Hacker News new | ask | show | jobs
by benjchristensen 4952 days ago
That's an interesting thought and probably something that would make a good addition to the library.

It could be part of the default library or perhaps a custom strategy for the circuit breaker (once I finish abstracting it so it can be customized via a plugin: https://github.com/Netflix/Hystrix/issues/9).

At the scale Netflix clusters operate they basically get this randomness already because circuits open/close independently on each server (no cluster state or decision making).

In this screenshot https://github.com/Netflix/Hystrix/wiki/images/ops-social-64... you'll see how in a cluster of 234 servers that about 1/3 of them are tripped and the rest are still letting traffic through.

Thus the cluster naturally levels out to how much traffic can be hitting the degraded backend as circuits flip open/closed in a rolling manner across the instances.

Also, doing this makes sense even when a dependency doesn't have a useful redundancy and must fail fast and return an error.

It is far better to fail fast and let the end client (such as a browser, iPad, PS3, XBox etc) retry and hopefully get to the 2/3s that are still able to respond rather than let the system queue (or going into server-side retry loops and DDOS the backend) and fail and not let anything through.
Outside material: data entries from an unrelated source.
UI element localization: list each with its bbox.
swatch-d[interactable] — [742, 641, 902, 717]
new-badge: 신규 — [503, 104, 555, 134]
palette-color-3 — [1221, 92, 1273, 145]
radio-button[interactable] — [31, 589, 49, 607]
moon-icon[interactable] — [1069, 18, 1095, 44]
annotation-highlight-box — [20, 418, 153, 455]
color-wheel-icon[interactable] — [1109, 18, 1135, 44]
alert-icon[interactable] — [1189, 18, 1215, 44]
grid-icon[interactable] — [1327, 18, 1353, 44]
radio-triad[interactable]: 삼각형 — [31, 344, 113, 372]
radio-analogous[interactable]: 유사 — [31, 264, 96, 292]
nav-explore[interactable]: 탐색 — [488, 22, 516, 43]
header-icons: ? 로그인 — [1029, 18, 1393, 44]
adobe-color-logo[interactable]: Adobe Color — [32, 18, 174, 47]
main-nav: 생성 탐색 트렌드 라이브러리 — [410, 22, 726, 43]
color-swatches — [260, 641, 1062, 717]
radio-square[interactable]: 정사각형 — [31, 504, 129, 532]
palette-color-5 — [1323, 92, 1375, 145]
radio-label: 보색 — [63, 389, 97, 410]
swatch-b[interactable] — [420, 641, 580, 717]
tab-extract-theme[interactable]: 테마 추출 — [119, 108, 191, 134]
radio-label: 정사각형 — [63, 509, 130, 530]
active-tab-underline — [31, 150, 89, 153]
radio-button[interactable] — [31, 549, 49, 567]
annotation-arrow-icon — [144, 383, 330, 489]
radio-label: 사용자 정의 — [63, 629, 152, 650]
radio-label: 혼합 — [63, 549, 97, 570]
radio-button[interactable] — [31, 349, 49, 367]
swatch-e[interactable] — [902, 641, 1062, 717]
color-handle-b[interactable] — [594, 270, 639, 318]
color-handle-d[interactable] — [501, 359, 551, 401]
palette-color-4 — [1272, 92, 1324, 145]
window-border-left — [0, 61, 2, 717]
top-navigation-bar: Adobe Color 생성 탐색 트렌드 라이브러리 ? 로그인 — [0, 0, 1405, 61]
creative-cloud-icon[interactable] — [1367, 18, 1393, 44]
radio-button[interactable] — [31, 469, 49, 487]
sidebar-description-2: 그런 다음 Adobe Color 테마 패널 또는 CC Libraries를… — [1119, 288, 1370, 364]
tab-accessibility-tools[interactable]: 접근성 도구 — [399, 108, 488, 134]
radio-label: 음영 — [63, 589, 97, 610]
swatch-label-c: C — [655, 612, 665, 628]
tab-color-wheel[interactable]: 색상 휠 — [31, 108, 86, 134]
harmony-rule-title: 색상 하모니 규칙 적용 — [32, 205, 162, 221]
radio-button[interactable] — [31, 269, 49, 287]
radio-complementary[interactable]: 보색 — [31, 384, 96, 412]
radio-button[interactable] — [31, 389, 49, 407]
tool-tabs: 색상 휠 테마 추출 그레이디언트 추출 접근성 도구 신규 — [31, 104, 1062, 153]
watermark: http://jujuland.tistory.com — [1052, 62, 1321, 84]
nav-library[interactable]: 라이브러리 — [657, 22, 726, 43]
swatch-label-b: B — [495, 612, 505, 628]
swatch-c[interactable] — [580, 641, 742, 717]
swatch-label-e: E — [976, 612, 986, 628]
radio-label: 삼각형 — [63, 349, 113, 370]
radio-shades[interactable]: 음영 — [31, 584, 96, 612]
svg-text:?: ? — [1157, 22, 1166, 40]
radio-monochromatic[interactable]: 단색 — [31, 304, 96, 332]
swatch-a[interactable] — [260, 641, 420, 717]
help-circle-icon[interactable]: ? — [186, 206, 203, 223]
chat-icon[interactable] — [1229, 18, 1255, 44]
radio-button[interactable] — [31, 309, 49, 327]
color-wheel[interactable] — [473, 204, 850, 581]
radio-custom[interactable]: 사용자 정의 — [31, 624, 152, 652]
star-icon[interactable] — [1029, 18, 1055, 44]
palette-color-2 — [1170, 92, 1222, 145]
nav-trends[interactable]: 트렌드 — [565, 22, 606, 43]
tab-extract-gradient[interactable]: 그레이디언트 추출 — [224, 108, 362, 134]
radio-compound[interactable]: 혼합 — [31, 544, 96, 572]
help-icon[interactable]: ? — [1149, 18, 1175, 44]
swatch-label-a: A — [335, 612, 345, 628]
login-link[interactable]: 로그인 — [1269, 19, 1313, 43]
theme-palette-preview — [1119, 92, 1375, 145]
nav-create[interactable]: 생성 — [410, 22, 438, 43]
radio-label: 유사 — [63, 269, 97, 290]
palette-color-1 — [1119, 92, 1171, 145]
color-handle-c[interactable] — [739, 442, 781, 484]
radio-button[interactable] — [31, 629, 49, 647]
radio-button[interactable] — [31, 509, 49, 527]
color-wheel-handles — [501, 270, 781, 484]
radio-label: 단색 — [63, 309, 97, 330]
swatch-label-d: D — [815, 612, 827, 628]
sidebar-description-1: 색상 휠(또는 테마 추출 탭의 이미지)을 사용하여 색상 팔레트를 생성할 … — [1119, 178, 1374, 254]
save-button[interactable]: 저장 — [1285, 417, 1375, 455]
We prefer obviously to have valid fallbacks but many don't and in those cases that is what we do - fail fast (timeout, reject, short-circuit) on instances where it can't serve the request and let the clients retry which in a large cluster of hundreds of instances almost always get a different route through the instances of the API and backend dependencies.

@benjchristensen

1 comments

thanks for posting, those insights/experiences with this architecture helped me understand some of the design decisions.

also, huge thanks to you and your team (and your employer!) for releasing an amazing volume of production-quality open source projects this year.